Chinese shortfall has hotels saving costs by cutting staff
Hotels are cutting back on staff in response to weaker demand from Chinese guests, especially on Ratchadaphisek Road in Bangkok and Pattaya.
The two areas were usually packed with Chinese travellers during the high season. Ratchadaphisek Road has hotels and condos that mainly target tourists from the mainland.
In the past few weeks, the roadside has been quieter than usual as tour buses dwindled, said Sarun Limsawaddiwong, managing director of S Group.
He said two hotels under the company -- S Ratchada and S Ram Leisure in the Ramkhamhaeng area -- with a combined 600 rooms, have seen average occupancy drop to 20% this month.
Chinese tour groups usually account for 80% of total guests for these two hotels.
With cancellations ongoing, Mr Sarun asked 200 workers at the two hotels to relocate to four other hotels that are also owned by the group in the Sukhumvit area, where occupancy rates are above 70%.
The group also encouraged staff to take annual leave while waiting for the Chinese market to return.
The company plans to use this opportunity to conduct training in the Chinese language to ensure that the business runs smoothly when guests return.
Supawan Tanomkieatipume, president of the Thai Hotels Association (THA), said this month some hotels still have guests remaining, but from next month some hotels where most guests are Chinese may need to lay off temporary staff to reduce costs.
"Normally hotels will hire short-term staff during high seasons, but when the market is soft they'll shrink workforces to comply with weaker demand," Ms Supawan said.
Hotels in Pattaya City are trying to cut labour costs because Chinese guests, who accounted for 50% of total international tourists, have fallen to 5%, said Sanpech Supabowornsthian, vice-president of the THA's eastern chapter.
A 250-room hotel will hire at least 200 staff, with 50% on temporary contracts.
When the market slows down, hotels lay off temporary employees first to make sure services continue without interruption when the situation returns to normal.
Mr Sanpech was told by Chinese tour operators that customers would return after at least 45 days, as the Chinese government has not yet lifted the travel ban.
He also worries that the Indian market, some 20% of the total, is avoiding Pattaya, especially incentive groups that are sensitive to safety issues.
He said the situation in Pattaya is more difficult than other areas for hotel operators because the competition in the area is already intense, with more than 100,000 rooms competing in the market.
Kongsak Khoopongsakorn, president of the THA's southern chapter, said that if any hotel relies too much on Chinese guests, temporary staff or paid interns are the first group to leave.

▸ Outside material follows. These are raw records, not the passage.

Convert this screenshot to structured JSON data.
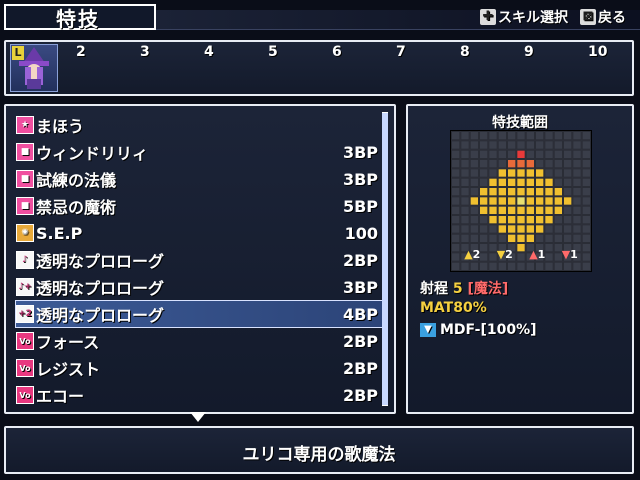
{
  "header": {
    "title": "特技",
    "hint_select": "スキル選択",
    "hint_back": "戻る"
  },
  "party": {
    "leader_badge": "L",
    "slots": [
      "2",
      "3",
      "4",
      "5",
      "6",
      "7",
      "8",
      "9",
      "10"
    ]
  },
  "skills": [
    {
      "icon": "magic-icon",
      "name": "まほう",
      "cost": ""
    },
    {
      "icon": "magic-icon",
      "name": "ウィンドリリィ",
      "cost": "3BP"
    },
    {
      "icon": "magic-icon",
      "name": "試練の法儀",
      "cost": "3BP"
    },
    {
      "icon": "magic-icon",
      "name": "禁忌の魔術",
      "cost": "5BP"
    },
    {
      "icon": "sep-icon",
      "name": "S.E.P",
      "cost": "100"
    },
    {
      "icon": "music-icon",
      "name": "透明なプロローグ",
      "cost": "2BP"
    },
    {
      "icon": "music-plus-icon",
      "name": "透明なプロローグ",
      "cost": "3BP"
    },
    {
      "icon": "music-plus2-icon",
      "name": "透明なプロローグ",
      "cost": "4BP"
    },
    {
      "icon": "vocal-icon",
      "name": "フォース",
      "cost": "2BP"
    },
    {
      "icon": "vocal-icon",
      "name": "レジスト",
      "cost": "2BP"
    },
    {
      "icon": "vocal-icon",
      "name": "エコー",
      "cost": "2BP"
    }
  ],
  "selected_index": 7,
  "range": {
    "title": "特技範囲",
    "height_markers": [
      "2",
      "2",
      "1",
      "1"
    ],
    "range_label": "射程",
    "range_value": "5",
    "range_type": "[魔法]",
    "mat": "MAT80%",
    "mdf": "MDF-[100%]"
  },
  "description": "ユリコ専用の歌魔法",
  "colors": {
    "accent_pink": "#f04fa0",
    "highlight_yellow": "#f5d040",
    "highlight_red": "#ff6a6a",
    "selection": "#3c5a96"
  }
}
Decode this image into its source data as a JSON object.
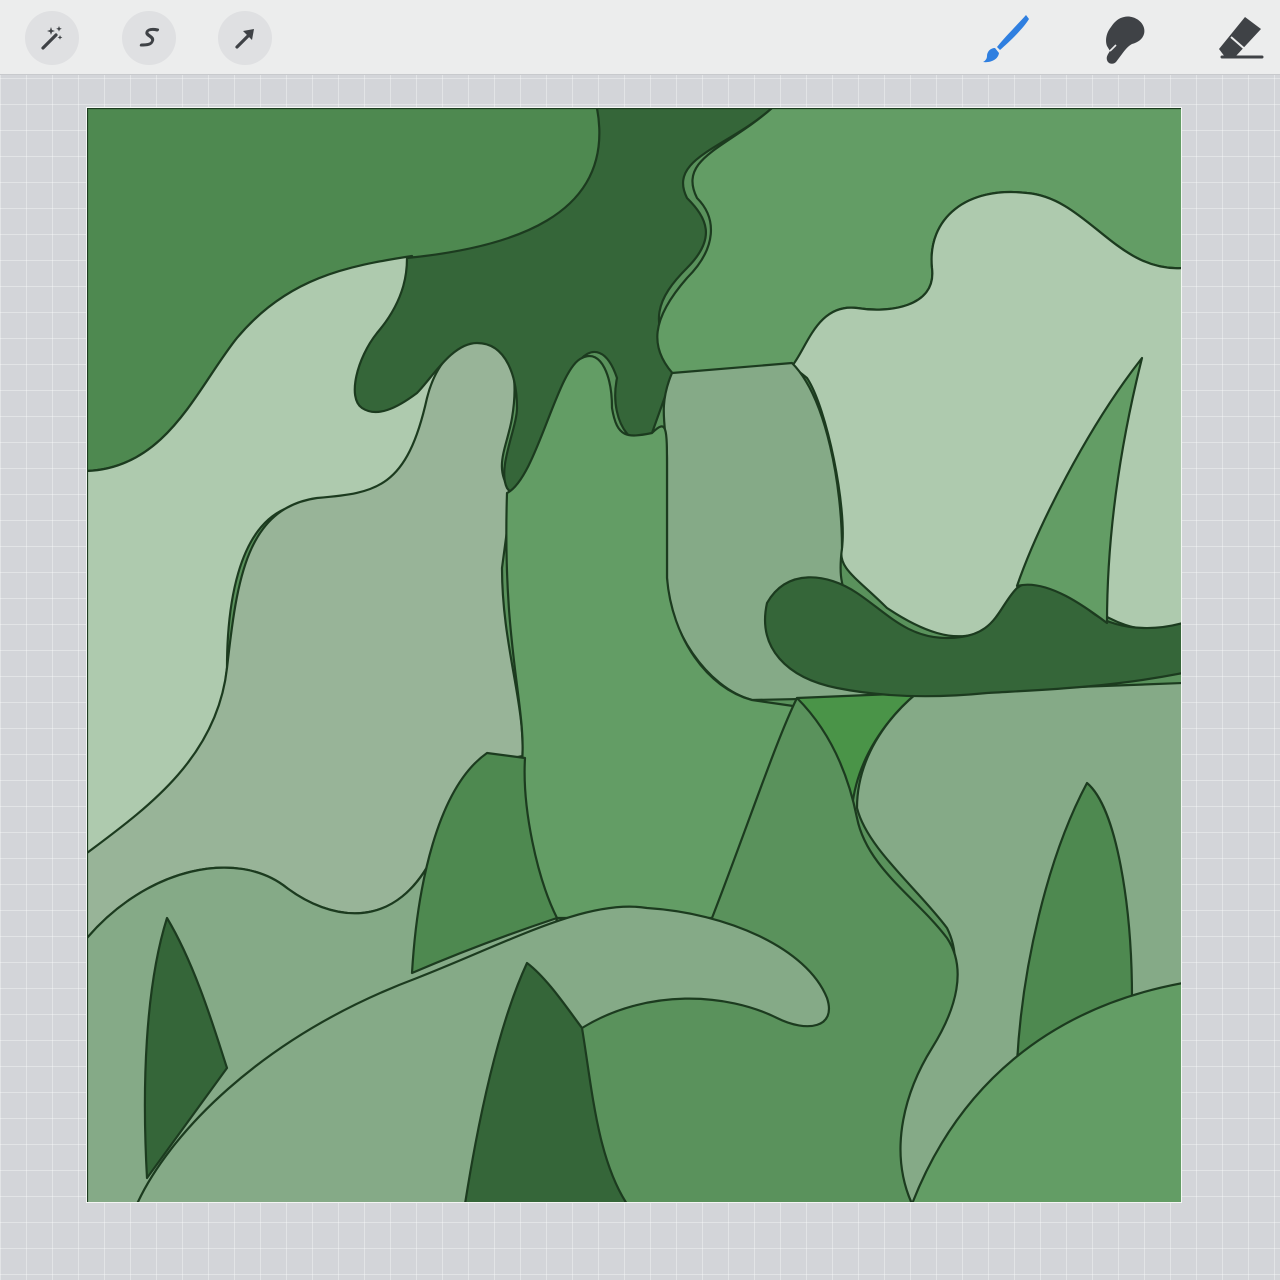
{
  "app": "drawing-canvas",
  "toolbar": {
    "left_tools": [
      {
        "name": "adjustments",
        "icon": "magic-wand-icon"
      },
      {
        "name": "selection",
        "icon": "selection-s-icon"
      },
      {
        "name": "transform",
        "icon": "arrow-cursor-icon"
      }
    ],
    "right_tools": [
      {
        "name": "brush",
        "icon": "brush-icon",
        "active": true
      },
      {
        "name": "smudge",
        "icon": "smudge-finger-icon",
        "active": false
      },
      {
        "name": "eraser",
        "icon": "eraser-icon",
        "active": false
      }
    ],
    "active_color": "#2f7fe0",
    "icon_color": "#3f4246"
  },
  "artwork": {
    "palette": {
      "darkest": "#356639",
      "dark": "#4e8950",
      "medium": "#639d65",
      "pale": "#aecaae",
      "sage": "#98b498",
      "muted": "#85aa87",
      "bright": "#4a9448",
      "mid2": "#5a925c",
      "outline": "#1c3b1f"
    }
  }
}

Hoteliers also have to cut other costs such as food and drink, utilities and staff-related expenses such as training or overtime payments to tighten their belts.
Despite the decline in the Chinese market, which accounts for 30% of tourists in Chiang Mai, hotels in the area are still getting bookings from independent tourists from the mainland and other international markets.
"There will be no layoffs for Chiang Mai hotels during the first quarter this year, which is considered the high season," Ms Supawan said. "We have to monitor closely whether the slowdown is dragging into the second quarter."